Open mathemakitten opened 1 year ago
Hi @mathemakitten stumbled on this issue while researching on Jax, the latest efa nccl plugin supports multiple NCCL version with a single build. https://github.com/aws/aws-ofi-nccl, if you checkout the installation guide, it no longer requires a fixed nccl version. It also tries to set FI_EFA_FORK_SAFE
and NCCL_PROTO
here. Unfortunately you still have to set the environment variable FI_EFA_USE_DEVICE_RDMA
manually. More documentation on the env vars. Hope this helps!

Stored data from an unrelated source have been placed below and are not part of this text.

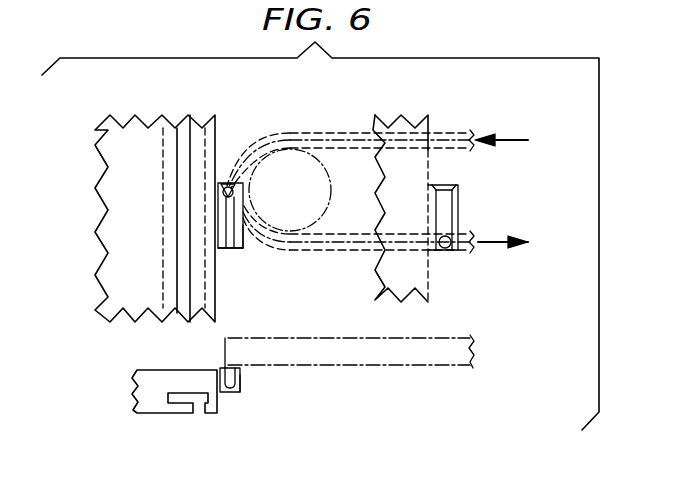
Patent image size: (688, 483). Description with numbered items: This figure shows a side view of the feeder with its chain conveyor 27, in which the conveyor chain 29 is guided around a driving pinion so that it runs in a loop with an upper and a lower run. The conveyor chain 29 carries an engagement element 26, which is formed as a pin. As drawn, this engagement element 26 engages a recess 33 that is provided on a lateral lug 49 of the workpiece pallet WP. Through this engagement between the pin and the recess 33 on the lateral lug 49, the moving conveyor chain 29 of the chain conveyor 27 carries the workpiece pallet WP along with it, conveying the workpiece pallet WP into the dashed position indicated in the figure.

The workpiece pallet WP is at (177, 118).
The engagement element 26 is at (225, 185).
The chain conveyor 27 is at (354, 250).
The conveyor chain 29 is at (340, 235).
The recess 33 is at (233, 250).
The lateral lug 49 is at (245, 237).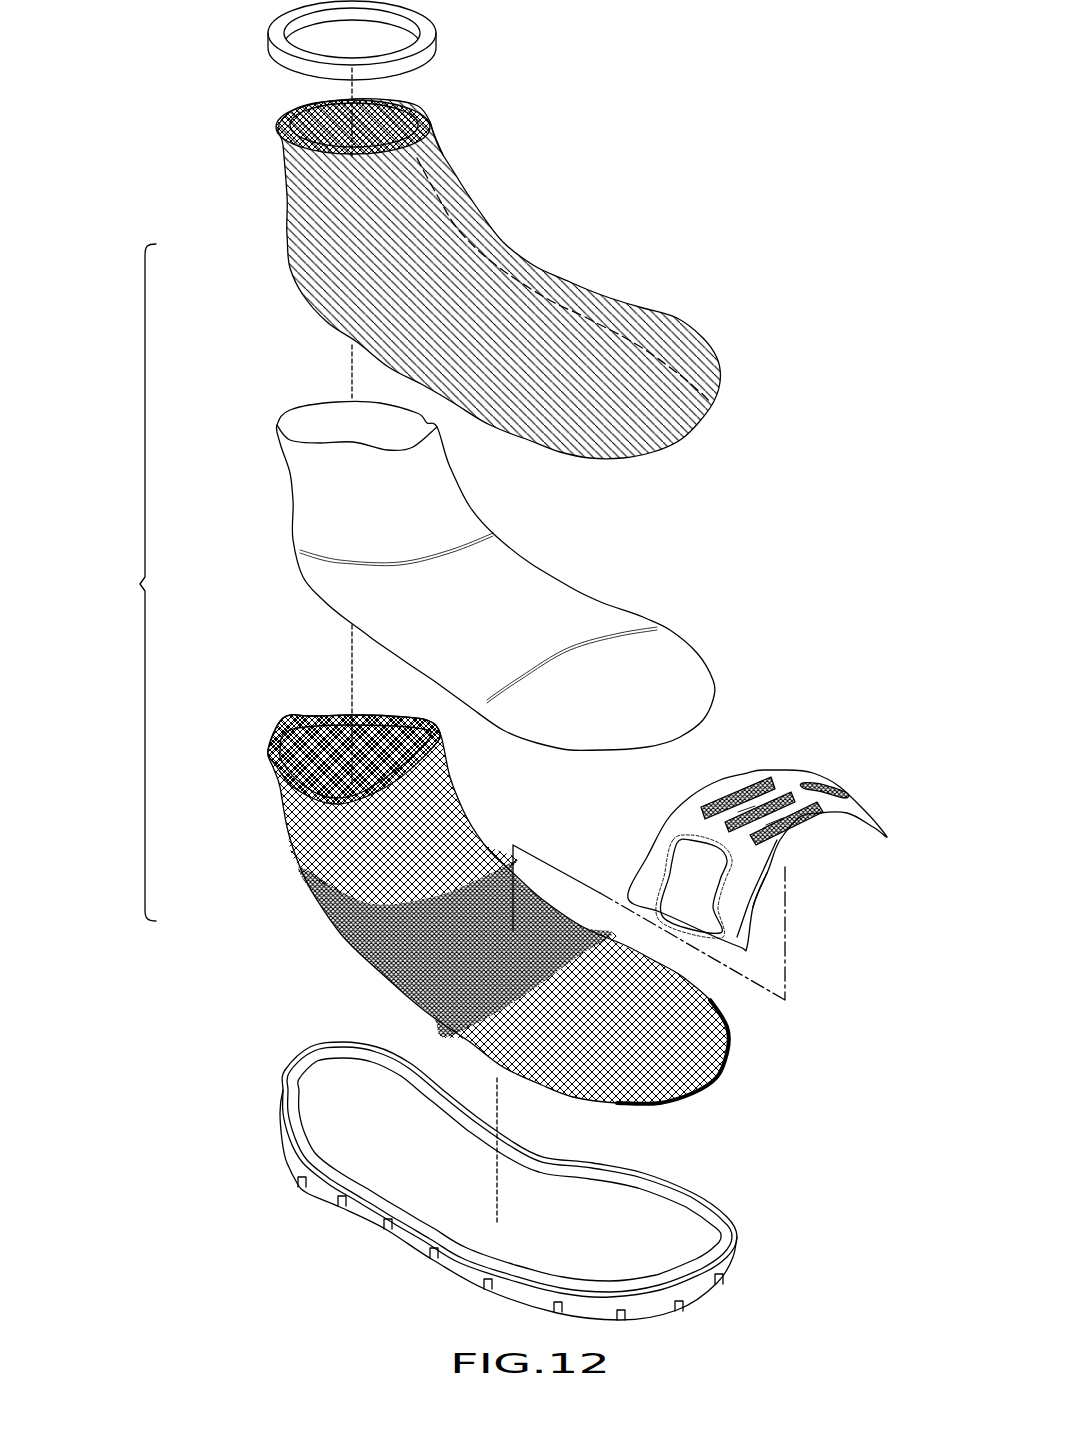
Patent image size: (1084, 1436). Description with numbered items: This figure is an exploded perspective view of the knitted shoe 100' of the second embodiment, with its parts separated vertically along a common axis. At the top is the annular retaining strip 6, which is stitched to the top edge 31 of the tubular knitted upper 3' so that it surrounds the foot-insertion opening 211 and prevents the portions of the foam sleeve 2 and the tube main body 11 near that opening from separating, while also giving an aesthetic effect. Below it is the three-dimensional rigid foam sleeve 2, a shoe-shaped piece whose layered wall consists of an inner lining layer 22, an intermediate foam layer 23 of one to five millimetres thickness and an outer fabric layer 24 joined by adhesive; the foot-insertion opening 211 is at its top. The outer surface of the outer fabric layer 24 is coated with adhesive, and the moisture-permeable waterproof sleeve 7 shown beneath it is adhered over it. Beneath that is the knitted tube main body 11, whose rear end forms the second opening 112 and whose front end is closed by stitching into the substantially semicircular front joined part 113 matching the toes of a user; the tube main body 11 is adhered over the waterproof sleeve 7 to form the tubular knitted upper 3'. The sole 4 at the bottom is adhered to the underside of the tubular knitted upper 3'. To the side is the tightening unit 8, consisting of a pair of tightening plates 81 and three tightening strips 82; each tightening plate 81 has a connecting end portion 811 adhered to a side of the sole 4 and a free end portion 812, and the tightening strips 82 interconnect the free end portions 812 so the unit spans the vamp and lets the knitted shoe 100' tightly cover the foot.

The knitted shoe 100' is at (503, 660).
The annular retaining strip 6 is at (435, 22).
The three-dimensional rigid foam sleeve 2 is at (438, 248).
The inner lining layer 22 is at (292, 118).
The foot-insertion opening 211 is at (418, 100).
The intermediate foam layer 23 is at (434, 120).
The outer fabric layer 24 is at (537, 273).
The tubular knitted upper 3' is at (460, 595).
The moisture-permeable waterproof sleeve 7 is at (322, 503).
The tube main body 11 is at (486, 893).
The second opening 112 is at (287, 724).
The top edge 31 is at (442, 734).
The front joined part 113 is at (722, 1078).
The tightening unit 8 is at (741, 805).
The tightening plates 81 is at (802, 775).
The tightening strips 82 is at (728, 792).
The connecting end portion 811 is at (640, 890).
The free end portion 812 is at (824, 876).
The sole 4 is at (327, 1223).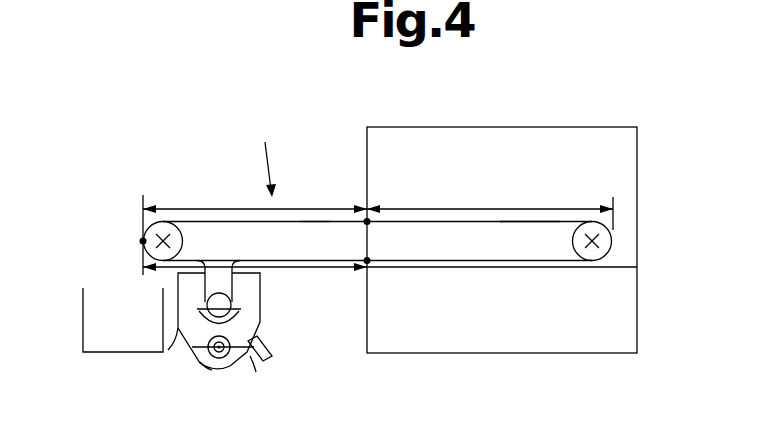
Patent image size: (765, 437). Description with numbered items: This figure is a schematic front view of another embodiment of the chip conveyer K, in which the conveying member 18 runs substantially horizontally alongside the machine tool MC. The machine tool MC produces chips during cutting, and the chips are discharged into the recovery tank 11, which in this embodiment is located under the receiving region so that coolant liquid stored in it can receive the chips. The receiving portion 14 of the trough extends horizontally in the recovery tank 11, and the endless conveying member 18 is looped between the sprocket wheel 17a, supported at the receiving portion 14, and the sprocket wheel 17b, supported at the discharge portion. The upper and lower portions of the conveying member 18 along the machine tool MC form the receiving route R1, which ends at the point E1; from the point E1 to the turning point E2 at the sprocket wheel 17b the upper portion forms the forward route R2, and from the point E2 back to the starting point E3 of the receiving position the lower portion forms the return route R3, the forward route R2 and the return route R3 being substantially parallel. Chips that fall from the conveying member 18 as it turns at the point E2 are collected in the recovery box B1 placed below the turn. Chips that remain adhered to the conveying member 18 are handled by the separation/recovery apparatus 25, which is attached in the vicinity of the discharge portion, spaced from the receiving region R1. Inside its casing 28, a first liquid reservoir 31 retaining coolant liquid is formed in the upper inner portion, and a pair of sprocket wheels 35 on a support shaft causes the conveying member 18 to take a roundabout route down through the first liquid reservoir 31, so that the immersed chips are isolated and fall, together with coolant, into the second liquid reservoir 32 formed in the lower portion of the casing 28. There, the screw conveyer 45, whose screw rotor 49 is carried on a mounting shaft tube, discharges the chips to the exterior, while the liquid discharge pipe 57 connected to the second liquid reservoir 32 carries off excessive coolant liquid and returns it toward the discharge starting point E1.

The sprocket wheel 17b is at (170, 220).
The sprocket wheel 17a is at (612, 241).
The machine tool MC is at (638, 147).
The recovery tank 11 is at (648, 296).
The forward route R2 is at (233, 219).
The receiving route R1 is at (460, 209).
The return route R3 is at (276, 302).
The chip conveyer K is at (266, 154).
The conveying member 18 is at (300, 219).
The receiving portion 14 is at (530, 212).
The point E1 is at (367, 222).
The point E2 is at (143, 241).
The starting point E3 is at (367, 261).
The recovery box B1 is at (83, 315).
The casing 28 is at (262, 336).
The first liquid reservoir 31 is at (182, 356).
The sprocket wheel 35 is at (244, 316).
The second liquid reservoir 32 is at (214, 370).
The screw rotor 49 is at (238, 366).
The separation/recovery apparatus 25 is at (266, 346).
The liquid discharge pipe 57 is at (252, 360).
The screw conveyer 45 is at (195, 372).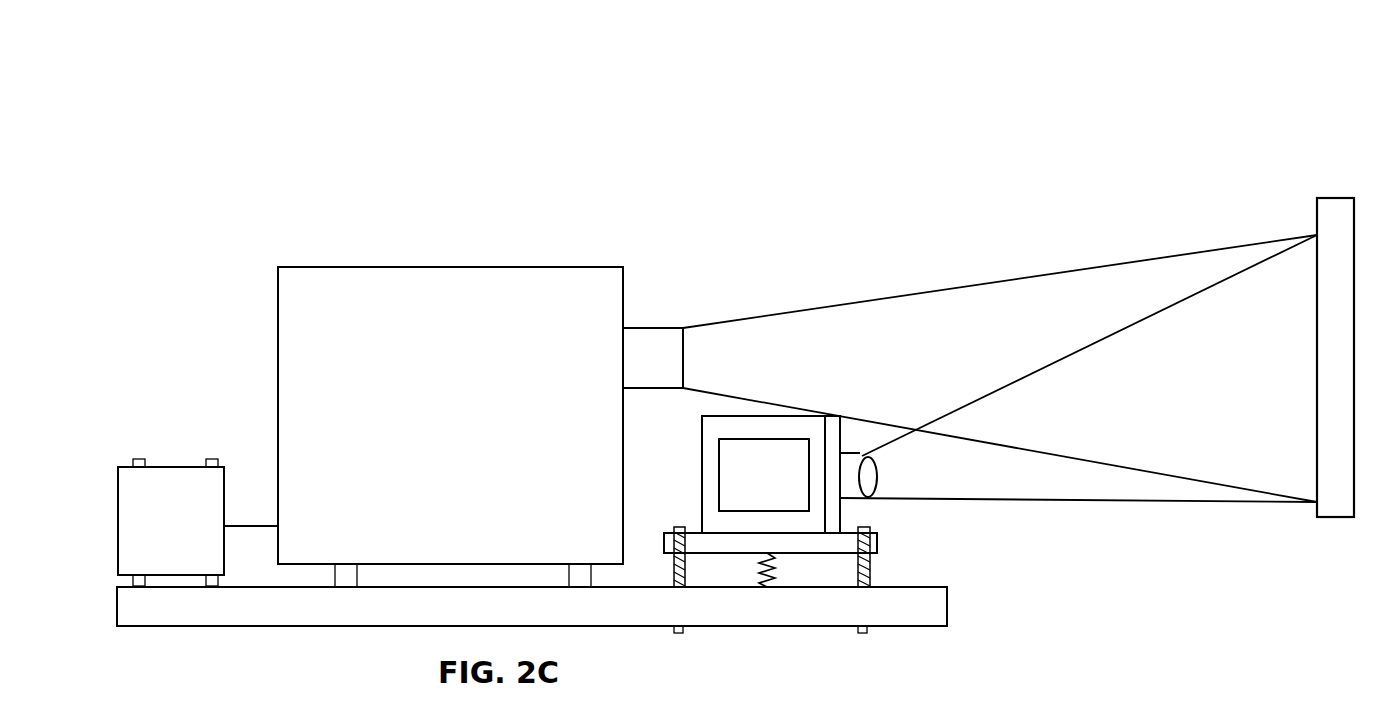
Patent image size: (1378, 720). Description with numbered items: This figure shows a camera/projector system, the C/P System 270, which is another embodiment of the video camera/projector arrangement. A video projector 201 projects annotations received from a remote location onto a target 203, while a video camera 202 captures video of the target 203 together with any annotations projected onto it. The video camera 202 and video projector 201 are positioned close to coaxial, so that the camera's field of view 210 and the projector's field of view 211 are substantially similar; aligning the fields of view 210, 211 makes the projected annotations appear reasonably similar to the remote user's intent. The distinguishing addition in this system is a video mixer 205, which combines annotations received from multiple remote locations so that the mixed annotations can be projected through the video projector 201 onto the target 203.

The C/P System 270 is at (544, 97).
The video projector 201 is at (523, 267).
The video camera 202 is at (794, 550).
The target 203 is at (1337, 198).
The video mixer 205 is at (155, 462).
The field of view 210 is at (901, 440).
The field of view 211 is at (895, 297).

An update here: JAX no longer vendors a copy of NCCL. If you use the pip
installation of JAX, we'll install NCCL via a pip
package (nvidia-nccl-cu12
). If the pip
package isn't installed, then we'll use whatever NCCL library is in your LD_LIBRARY_PATH
.
This means that it's easy to use an AWS-specific NCCL, if that's something you want to do: just make sure to remove the pip
package version of NCCL and install the AWS version.
(We should document this.)
Hi! I wanted to surface a quirk of running jax on an AWS GPU cluster in case it's helpful — jax's vendored NCCL doesn't play well with AWS Libfabric EFA due to the way that jax starts processes (issue here). I know this is really an AWS-side issue but it might be helpful to have it documented somewhere on the jax side as well since it stalled me for two days, and could possibly be helpful to debug issues. It's supposedly fixed in the newest version of EFA, but I still had to set
FI_EFA_FORK_SAFE=1
to get anything working for multinode, multiprocess jax.Relatedly, it'd be super useful to have a little utility function to surface what version of NCCL jax is running with—or maybe there's a way to do this and I'm just missing it. I'm working in envs with multiple versions of NCCL floating around and considered building jaxlib against a different version at some point so it would be useful!
Feel free to close this if you decide against these suggestions, I thought it'd be helpful to document it for searchability in case others are running jax on specifically AWS clusters.